The Sorry State of Cal State

By Barbara MacLean, M.A.

The cuts to the California State University (CSU) for fiscal year 2009-2010 are unprecedented. The public and even students applying to CSU don’t have an overall understanding of the devastating changes the university is undergoing. Here are some of the details of the impact of the $564 million budget cut which the CSU refers to as “restructuring”:

Slash and Burn

• Enrollment at the CSUs slashed by more than 40,000 students. No new students were allowed to enroll this Spring 2010.

• Demand to attend the CSU continues to rise. In just one year, the university has seen a 127% increase in the number of applications from community college transfers, and a 32% increase in freshman applications. (Office of the CSU Chancellor website)

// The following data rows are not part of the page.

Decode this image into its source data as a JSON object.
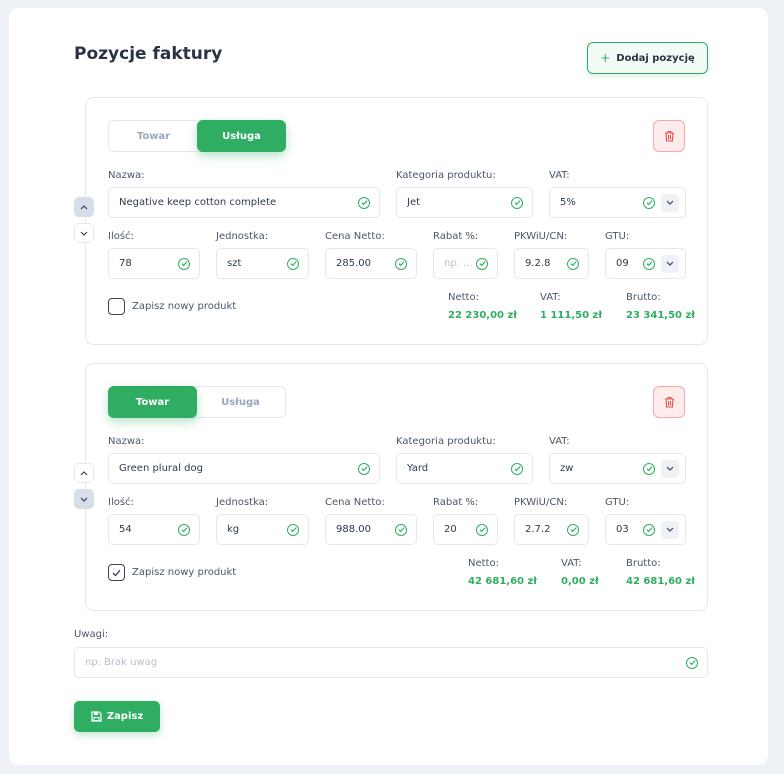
{
  "header": {
    "title": "Pozycje faktury",
    "add_label": "Dodaj pozycję"
  },
  "labels": {
    "nazwa": "Nazwa:",
    "kategoria": "Kategoria produktu:",
    "vat": "VAT:",
    "ilosc": "Ilość:",
    "jednostka": "Jednostka:",
    "cena": "Cena Netto:",
    "rabat": "Rabat %:",
    "pkwiu": "PKWiU/CN:",
    "gtu": "GTU:",
    "save_product": "Zapisz nowy produkt",
    "netto": "Netto:",
    "vat_sum": "VAT:",
    "brutto": "Brutto:"
  },
  "segment": {
    "towar": "Towar",
    "usluga": "Usługa"
  },
  "items": [
    {
      "type": "usluga",
      "nazwa": "Negative keep cotton complete",
      "kategoria": "Jet",
      "vat": "5%",
      "ilosc": "78",
      "jednostka": "szt",
      "cena": "285.00",
      "rabat": "",
      "rabat_placeholder": "np. ...",
      "pkwiu": "9.2.8",
      "gtu": "09",
      "save_product": false,
      "netto": "22 230,00 zł",
      "vat_amount": "1 111,50 zł",
      "brutto": "23 341,50 zł"
    },
    {
      "type": "towar",
      "nazwa": "Green plural dog",
      "kategoria": "Yard",
      "vat": "zw",
      "ilosc": "54",
      "jednostka": "kg",
      "cena": "988.00",
      "rabat": "20",
      "rabat_placeholder": "",
      "pkwiu": "2.7.2",
      "gtu": "03",
      "save_product": true,
      "netto": "42 681,60 zł",
      "vat_amount": "0,00 zł",
      "brutto": "42 681,60 zł"
    }
  ],
  "notes": {
    "label": "Uwagi:",
    "placeholder": "np. Brak uwag"
  },
  "footer": {
    "save_label": "Zapisz"
  },
  "colors": {
    "accent": "#2fae63",
    "danger": "#e0524c",
    "text": "#2e3a4f"
  }
}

• Two fee increases in 2008-09—32% in just the last year!—with an anticipated 3rd increase looming in 2010.

• Severe reduction in financial aid, primarily Cal Grants, which is the funding source for many students.

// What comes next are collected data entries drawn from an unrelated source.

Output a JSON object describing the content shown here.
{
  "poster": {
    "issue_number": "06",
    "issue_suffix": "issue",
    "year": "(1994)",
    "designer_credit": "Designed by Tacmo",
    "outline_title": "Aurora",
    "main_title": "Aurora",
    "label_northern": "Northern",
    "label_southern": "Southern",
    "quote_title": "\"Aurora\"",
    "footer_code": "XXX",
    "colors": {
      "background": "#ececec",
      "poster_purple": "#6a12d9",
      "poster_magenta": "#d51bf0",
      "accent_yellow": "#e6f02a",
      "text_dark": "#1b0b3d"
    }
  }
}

• Elimination of classes, course sections and entire academic programs.

• 2 day/month mandatory furloughs for all faculty and staff resulting in 10% decrease in salary and drastic decrease in student services to students.

• Threats of widespread staff and faculty layoffs to be announced during winter/spring 2010.

• Creation of additional, more rigorous application requirements including local residence requirements resulting from the classification of more programs and universities as “impacted.”

• The drastic shortening of enrollment deadlines. CSUEB used to accept applications for fall quarter up to within days of the start of the quarter. The fall 2010 application deadline was moved back to Nov. 30, 2009.

Manufactured Inevitability
Lillian Taiz, president of the California Faculty Association (CFA), said the CSU chancellor and his administration have failed to "confront elected leaders" or educate the public about the effects of the cuts. "Instead, they have embarked on a mission to restructure the university in ways that will profoundly affect the educational opportunities and experiences of Californians for generations to come," Taiz said. “What all of this means is that access to a quality four-year higher education–which is exactly what the CSU mission promises–is quickly disappearing.” (CFA, “Restructuring” the CSU or Wrecking It?,” Fall 2009)

Additionally, “the Chancellor’s office argues that restructuring is inevitable due to the budget crisis. We disagree. Clearly, where there is political pressure and political will, there is a choice. Just take a look at the trillions of tax-payer dollars that were spent last year on bailing out banks. There are other options.”
For Taiz, “There are serious long-term social effects that these changes will have, specifically on low-income people and communities of color. The provision of a broad liberal education for communities that might have no other access is at the heart of the CSU’s mission and that is the heart of what is under attack.” (, Dec. 2, 2009)

Part of the mission of the California State University is that it promises to:
“Seek out individuals with collegiate promise who face cultural, geographical, physical, educational, financial, or personal barriers to assist them in advancing to the highest educational levels they can reach.”

The CSU system was founded to educate working class people and provide them with opportunities to make valuable contributions to society and earn a higher income in the process. What is happening now is nothing less than an attack on the working class, the disadvantaged and the poor. Now is the time to fight back and reclaim the rights of all people to a quality education, not just the privileged few. Without access to higher education, more working class people will be destined to low paying, dead end jobs and the state of California will not have the skilled, educated workers it needs to restore a thriving economy.

Barbara is a Career and Academic Counselor at CSUEB and a member of Academic Professionals of California (APC). She is currently experiencing a 10% paycut as a result of forced furloughs, possible layoff, and a dramatically increased workload.